Gone, just like that. 2TI

Sometimes I wonder how you put up with me. Then I remember, oh, I put up with you. So we’re even.

Day 30. I can not believe you are gone, never coming back. I wonder where you are, who you have visited. Who are you comforting with your spirit. I haven’t felt anything for days. Is that because I am trying to go on living?

I decided to stop counting the days that have past since you died. It’s now a month and a day since you left. Counting the days feels like I am holding myself back, clinging to grief like a security blanket. This is not helpful for my healing process. You are not coming back, so I need to settle into that, I’ll start coming to terms with that, at the very least, I am going to try.

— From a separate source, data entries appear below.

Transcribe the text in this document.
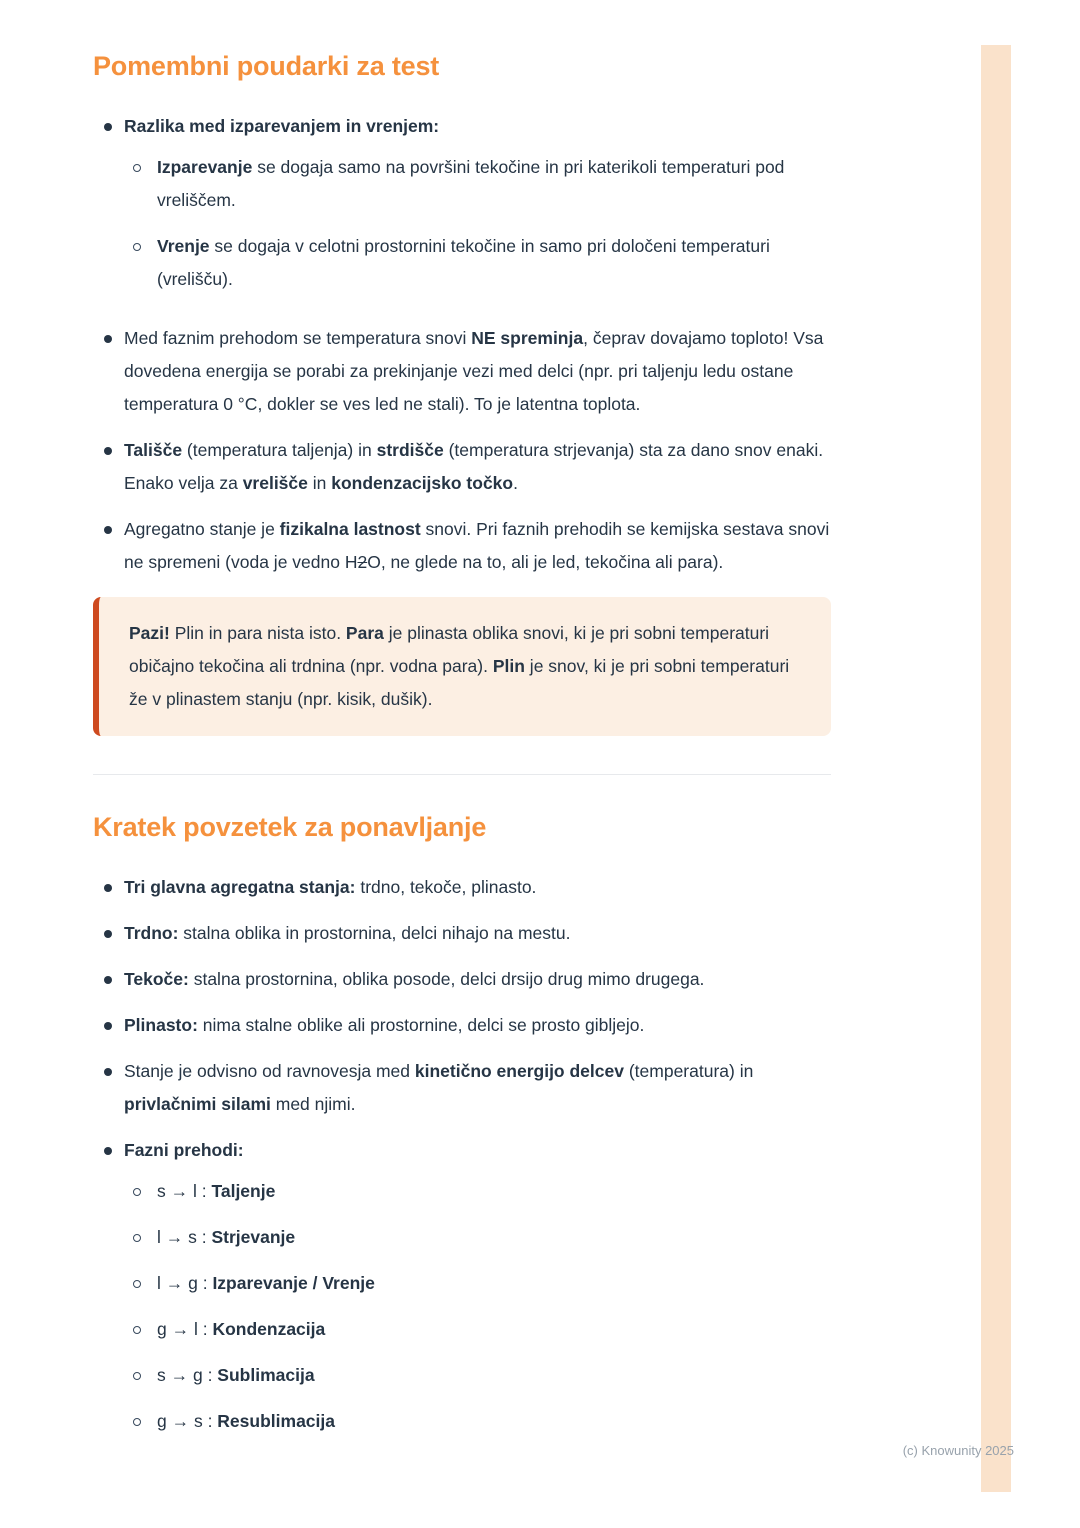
Pomembni poudarki za test

Razlika med izparevanjem in vrenjem:

Izparevanje se dogaja samo na površini tekočine in pri katerikoli temperaturi pod vreliščem.

Vrenje se dogaja v celotni prostornini tekočine in samo pri določeni temperaturi (vrelišču).

Med faznim prehodom se temperatura snovi NE spreminja, čeprav dovajamo toploto! Vsa dovedena energija se porabi za prekinjanje vezi med delci (npr. pri taljenju ledu ostane temperatura 0 °C, dokler se ves led ne stali). To je latentna toplota.

Tališče (temperatura taljenja) in strdišče (temperatura strjevanja) sta za dano snov enaki. Enako velja za vrelišče in kondenzacijsko točko.

Agregatno stanje je fizikalna lastnost snovi. Pri faznih prehodih se kemijska sestava snovi ne spremeni (voda je vedno H2O, ne glede na to, ali je led, tekočina ali para).

Pazi! Plin in para nista isto. Para je plinasta oblika snovi, ki je pri sobni temperaturi običajno tekočina ali trdnina (npr. vodna para). Plin je snov, ki je pri sobni temperaturi že v plinastem stanju (npr. kisik, dušik).

Kratek povzetek za ponavljanje

Tri glavna agregatna stanja: trdno, tekoče, plinasto.

Trdno: stalna oblika in prostornina, delci nihajo na mestu.

Tekoče: stalna prostornina, oblika posode, delci drsijo drug mimo drugega.

Plinasto: nima stalne oblike ali prostornine, delci se prosto gibljejo.

Stanje je odvisno od ravnovesja med kinetično energijo delcev (temperatura) in privlačnimi silami med njimi.

Fazni prehodi:

s → l : Taljenje

l → s : Strjevanje

l → g : Izparevanje / Vrenje

g → l : Kondenzacija

s → g : Sublimacija

g → s : Resublimacija

(c) Knowunity 2025
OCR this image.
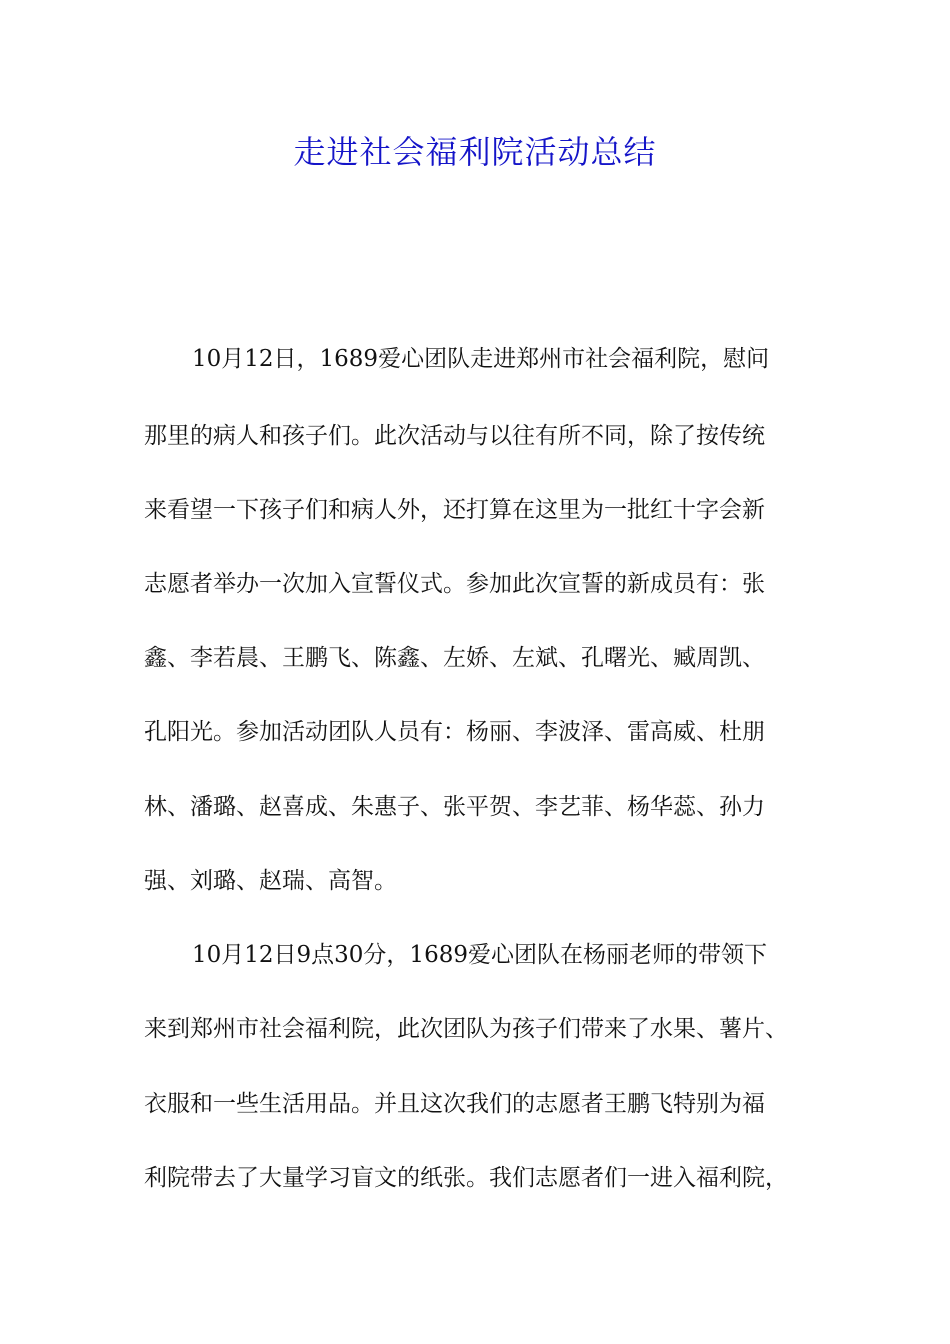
走进社会福利院活动总结
10月12日，1689爱心团队走进郑州市社会福利院，慰问
那里的病人和孩子们。此次活动与以往有所不同，除了按传统
来看望一下孩子们和病人外，还打算在这里为一批红十字会新
志愿者举办一次加入宣誓仪式。参加此次宣誓的新成员有：张
鑫、李若晨、王鹏飞、陈鑫、左娇、左斌、孔曙光、臧周凯、
孔阳光。参加活动团队人员有：杨丽、李波泽、雷高威、杜朋
林、潘璐、赵喜成、朱惠子、张平贺、李艺菲、杨华蕊、孙力
强、刘璐、赵瑞、高智。
10月12日9点30分，1689爱心团队在杨丽老师的带领下
来到郑州市社会福利院，此次团队为孩子们带来了水果、薯片、
衣服和一些生活用品。并且这次我们的志愿者王鹏飞特别为福
利院带去了大量学习盲文的纸张。我们志愿者们一进入福利院，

My friend Walter, he is so kind to call and check on me. I have been surrounded by a circle of love since Lorick has died. Interesting thing about the circle, it’s not made up of the friends I would have expected to embrace me, quite the opposite. Death can be revealing. Death revealed perhaps what I already knew regarding certain friendships of mine. This is OK, it is. Death means something is over, endings. The way I like to see it, endings are an opportunity for beginings too. Fresh starts, new friendships, reviving old friendships that stand the test of time. How fortunate for me, I was pulled from the day to day and exposed to my friends waiting in the wings to catch me. Death has set me on a new course. I’m ready for my new journey.

Walter let me know what I already suspected, Lorick’s ashes have been scattered at his fishcamp, 2TI. I wondered who got to say the final goodbye to him. It made me very sad, but I was prepared for that news. I did not have any expectations of inclusion, just hopes to be included. I did ask to be, but remember, it’s not about me or my grief, I need to remain in exile on Ex-Wife Island.

Breath. Grace, keep giving grace.

I am going to have a new relationship with 2TI, the fishcamp. Lorick’s family can not control me going out there, or visiting him whenever I want. I loved it out there too. The ironic thing to me about 2TI was I had been there a few years before I had even met Lorick. Mutual friends and partners in the camp had invited me a couple of times. It was wonderful! I remember the first time Lorick invited me, I said ‘Oh, I love that place!’ I think he was a little disappointed because he wanted to be the one who revealed it to me.

Lorick used 2TI as a lore. He did. I can’t blame him for that, I get it. It is an amazing place, only way to access it is by boat. I have witnessed amazing sunsets, sunrises, full moons, thunderstorms, and beautiful sunny days. The kids loved it too, any outdoor child who loves to fish and swim had a blast there. Lorick modified the pier head so we all could jump off into the creek. He and I would day visit when no one was there and sit on the pier head swing listen to music, hold hands and talk. My memory of all of it is as clear as day. It is heaven out there. It is a magical place. I’ll be back. I plan to go as much as I can.

Lorick is truly resting in heaven. Lorick, dumplin, I’ll be by to visit you. I miss you everyday.